Let’s talk about customer segments. 

Segments allow you to learn more about your audience demographic, personalize content to increase engagement, and leverage the knowledge of where your audience has been and what they have done to move them to the next appropriate action. 

To show the power of segmentation, let’s take the classic abandon cart campaign as an example. Abandon cart campaigns are possible by creating segments of customers who have taken some action, and curating messaging that encourages that segment to followed through. On average, 50% of abandon cart recipients result in a purchase. 

While segments are powerful, they do take time to set up and a significant amount of computational power to put together.  

To increase your return on the time and computational power segments require, it’s important to create segments with a purpose.  

Too much segmentation can cause your business more harm than benefit! Here are 3 ways your hyper-segmented campaigns can be negatively impacting your performance and what you can do about it:

1. Your Customer Segments are Not Providing Business Insights and Lead You Astray. 

Customer segments allow you to identify and cluster your audience members who have similar needs. As a business, there is a greater benefit in finding more commonalities among customer needs rather than just differences. Finding insights that help address the “big picture” allow you to capture more of the market with less work.

If your audience is segmented into thousands of various groups with different positioning and messaging around your product, your brand will get lost in translation. Micro-level insights provided by small segment groups can often lead your team down a rabbit hole with no return. 

 2. Your Customers Segment Contains a Segment 

Repeating redundant segments (like having a segment nested within another segment) only increases the required computing capacity without increasing the output. It’s very important to take the time to map out the logic of a segment before jumping into your marketing platform to set it up. Creating segments with “catch all” rules will severely hinder performance and over complicate things. 

Let’s look at two examples of setting up an abandoned cart campaign for Ketchup. 

Efficient and inefficient customer segmentation

Meaningful segments that provide insight on your target audience or encourage a contact to take the next desired step can usually be found through 25 rules or less. Additional, efficient segments with fewer rules take less time to compute and therefore do not cause delays in a campaign being sent or reports on the segment to be compiled. 

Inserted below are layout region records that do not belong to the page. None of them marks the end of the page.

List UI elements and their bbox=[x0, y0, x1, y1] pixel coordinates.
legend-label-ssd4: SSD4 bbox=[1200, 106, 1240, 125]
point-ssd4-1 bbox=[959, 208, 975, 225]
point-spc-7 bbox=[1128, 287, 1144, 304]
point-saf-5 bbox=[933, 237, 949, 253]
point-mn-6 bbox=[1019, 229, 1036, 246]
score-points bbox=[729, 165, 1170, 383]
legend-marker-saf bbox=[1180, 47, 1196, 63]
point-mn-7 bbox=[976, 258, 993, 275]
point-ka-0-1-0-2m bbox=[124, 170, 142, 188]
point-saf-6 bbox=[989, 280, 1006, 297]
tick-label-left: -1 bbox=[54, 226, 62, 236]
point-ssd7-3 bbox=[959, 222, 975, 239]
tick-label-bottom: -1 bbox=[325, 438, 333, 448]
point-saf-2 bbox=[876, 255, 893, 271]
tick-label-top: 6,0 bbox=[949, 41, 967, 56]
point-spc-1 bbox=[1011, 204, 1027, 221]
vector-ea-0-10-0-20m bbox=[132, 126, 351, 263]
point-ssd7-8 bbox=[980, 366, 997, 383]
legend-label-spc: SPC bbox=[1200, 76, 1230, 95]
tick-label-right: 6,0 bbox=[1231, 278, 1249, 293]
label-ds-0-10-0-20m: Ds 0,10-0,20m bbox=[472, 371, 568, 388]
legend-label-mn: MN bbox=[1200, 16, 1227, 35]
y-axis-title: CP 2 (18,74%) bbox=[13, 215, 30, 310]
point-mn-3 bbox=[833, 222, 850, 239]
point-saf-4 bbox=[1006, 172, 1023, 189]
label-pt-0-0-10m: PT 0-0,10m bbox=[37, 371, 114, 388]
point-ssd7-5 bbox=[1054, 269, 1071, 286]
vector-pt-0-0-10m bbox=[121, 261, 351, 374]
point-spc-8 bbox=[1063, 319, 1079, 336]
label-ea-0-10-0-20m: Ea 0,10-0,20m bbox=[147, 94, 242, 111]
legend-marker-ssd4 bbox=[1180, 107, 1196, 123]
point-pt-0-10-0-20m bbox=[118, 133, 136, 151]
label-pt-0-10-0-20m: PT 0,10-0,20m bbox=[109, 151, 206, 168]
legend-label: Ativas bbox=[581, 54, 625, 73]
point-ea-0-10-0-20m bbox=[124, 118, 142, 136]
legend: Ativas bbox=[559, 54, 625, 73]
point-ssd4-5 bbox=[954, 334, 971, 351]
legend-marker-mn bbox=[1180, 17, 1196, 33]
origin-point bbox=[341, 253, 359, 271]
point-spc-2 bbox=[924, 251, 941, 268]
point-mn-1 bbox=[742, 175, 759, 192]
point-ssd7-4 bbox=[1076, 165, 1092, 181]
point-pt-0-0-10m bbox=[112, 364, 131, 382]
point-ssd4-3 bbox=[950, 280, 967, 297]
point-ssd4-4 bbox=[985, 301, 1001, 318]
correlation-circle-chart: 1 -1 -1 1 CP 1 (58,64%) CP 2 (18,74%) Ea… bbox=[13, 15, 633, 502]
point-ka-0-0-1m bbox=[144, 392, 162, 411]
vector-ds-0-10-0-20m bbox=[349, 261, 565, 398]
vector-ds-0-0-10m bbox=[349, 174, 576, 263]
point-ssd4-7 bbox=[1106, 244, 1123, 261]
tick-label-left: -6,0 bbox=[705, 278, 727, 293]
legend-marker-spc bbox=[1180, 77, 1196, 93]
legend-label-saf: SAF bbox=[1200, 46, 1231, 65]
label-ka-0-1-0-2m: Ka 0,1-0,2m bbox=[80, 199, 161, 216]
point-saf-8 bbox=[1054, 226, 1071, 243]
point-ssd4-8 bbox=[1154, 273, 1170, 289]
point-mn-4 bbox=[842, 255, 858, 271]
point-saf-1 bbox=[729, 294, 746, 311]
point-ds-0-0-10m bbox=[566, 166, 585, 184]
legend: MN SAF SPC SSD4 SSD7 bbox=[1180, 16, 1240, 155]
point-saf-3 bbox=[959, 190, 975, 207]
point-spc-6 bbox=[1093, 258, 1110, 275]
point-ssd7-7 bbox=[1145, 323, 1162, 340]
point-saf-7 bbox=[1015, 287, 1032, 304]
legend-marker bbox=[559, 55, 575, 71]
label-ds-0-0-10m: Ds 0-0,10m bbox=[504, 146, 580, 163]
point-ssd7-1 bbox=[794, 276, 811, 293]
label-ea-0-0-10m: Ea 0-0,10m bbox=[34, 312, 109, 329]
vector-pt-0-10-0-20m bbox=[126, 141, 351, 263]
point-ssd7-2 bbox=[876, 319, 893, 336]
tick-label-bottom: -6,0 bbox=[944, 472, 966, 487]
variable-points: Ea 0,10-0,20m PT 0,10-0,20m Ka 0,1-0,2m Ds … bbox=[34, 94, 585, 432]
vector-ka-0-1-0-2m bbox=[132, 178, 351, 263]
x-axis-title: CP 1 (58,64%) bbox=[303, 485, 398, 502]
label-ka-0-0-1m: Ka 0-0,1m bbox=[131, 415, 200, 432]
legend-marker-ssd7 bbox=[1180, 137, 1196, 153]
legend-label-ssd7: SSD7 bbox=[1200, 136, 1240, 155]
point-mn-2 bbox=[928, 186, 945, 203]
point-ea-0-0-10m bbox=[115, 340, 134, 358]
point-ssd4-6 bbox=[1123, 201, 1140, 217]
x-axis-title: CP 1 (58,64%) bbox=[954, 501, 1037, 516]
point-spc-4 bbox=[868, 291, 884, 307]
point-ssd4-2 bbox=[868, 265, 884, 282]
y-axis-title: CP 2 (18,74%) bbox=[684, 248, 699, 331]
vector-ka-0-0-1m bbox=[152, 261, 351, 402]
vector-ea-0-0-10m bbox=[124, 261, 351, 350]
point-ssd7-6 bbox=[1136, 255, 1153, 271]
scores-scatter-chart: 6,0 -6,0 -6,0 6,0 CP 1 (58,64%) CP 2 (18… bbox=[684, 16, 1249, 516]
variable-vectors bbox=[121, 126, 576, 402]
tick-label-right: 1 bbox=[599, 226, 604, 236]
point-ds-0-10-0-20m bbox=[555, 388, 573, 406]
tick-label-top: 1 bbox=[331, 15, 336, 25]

3. Maintaining Customer Segments Is Costly 

As your number of segmented lists grow, each with their own niche positioning and messaging, taking a new product, service or offer to market will take exponentially more time. No marketer likes to be the last to market. Updating 5 different landing pages and campaigns is much easier than updating 5000! 

So, how can you segment with purpose? Follow these 4 steps: 

1. When considering creating a segment, personify the segment.

Give each customer segment an identity. When adding a new segment, ask to yourself ‘Does this segment seem like it would be friends with another segment?’. If the answer is yes, these segments have more in common than they have differences it’s probably not worth the effort to single out. Personifying your segments will also help with positioning and messaging when bringing a new product or service to this group. 

2. Take the time to map out the logic. 

Before you log-in to your marketing platform to create the segment, think through and map out the logic. Having someone review, check or talk through your logic in setting up the rules of the customer segment avoids creating inefficient or redundant segments. Having clear logic laid out also makes maintaining and adjusting a segment easy for the entire team. 

3. Set expectations for your segment. 

With each campaign, product or new offer you should have a clear expectation on how each of your customer segments will react and perform. If you cannot clearly predict, test and validate the reaction of a segment this is a sign the segment might be too big or too small. 

4. K-I-S-S 

Keep It Simple Silly! Remember that clarity always trumps personalization.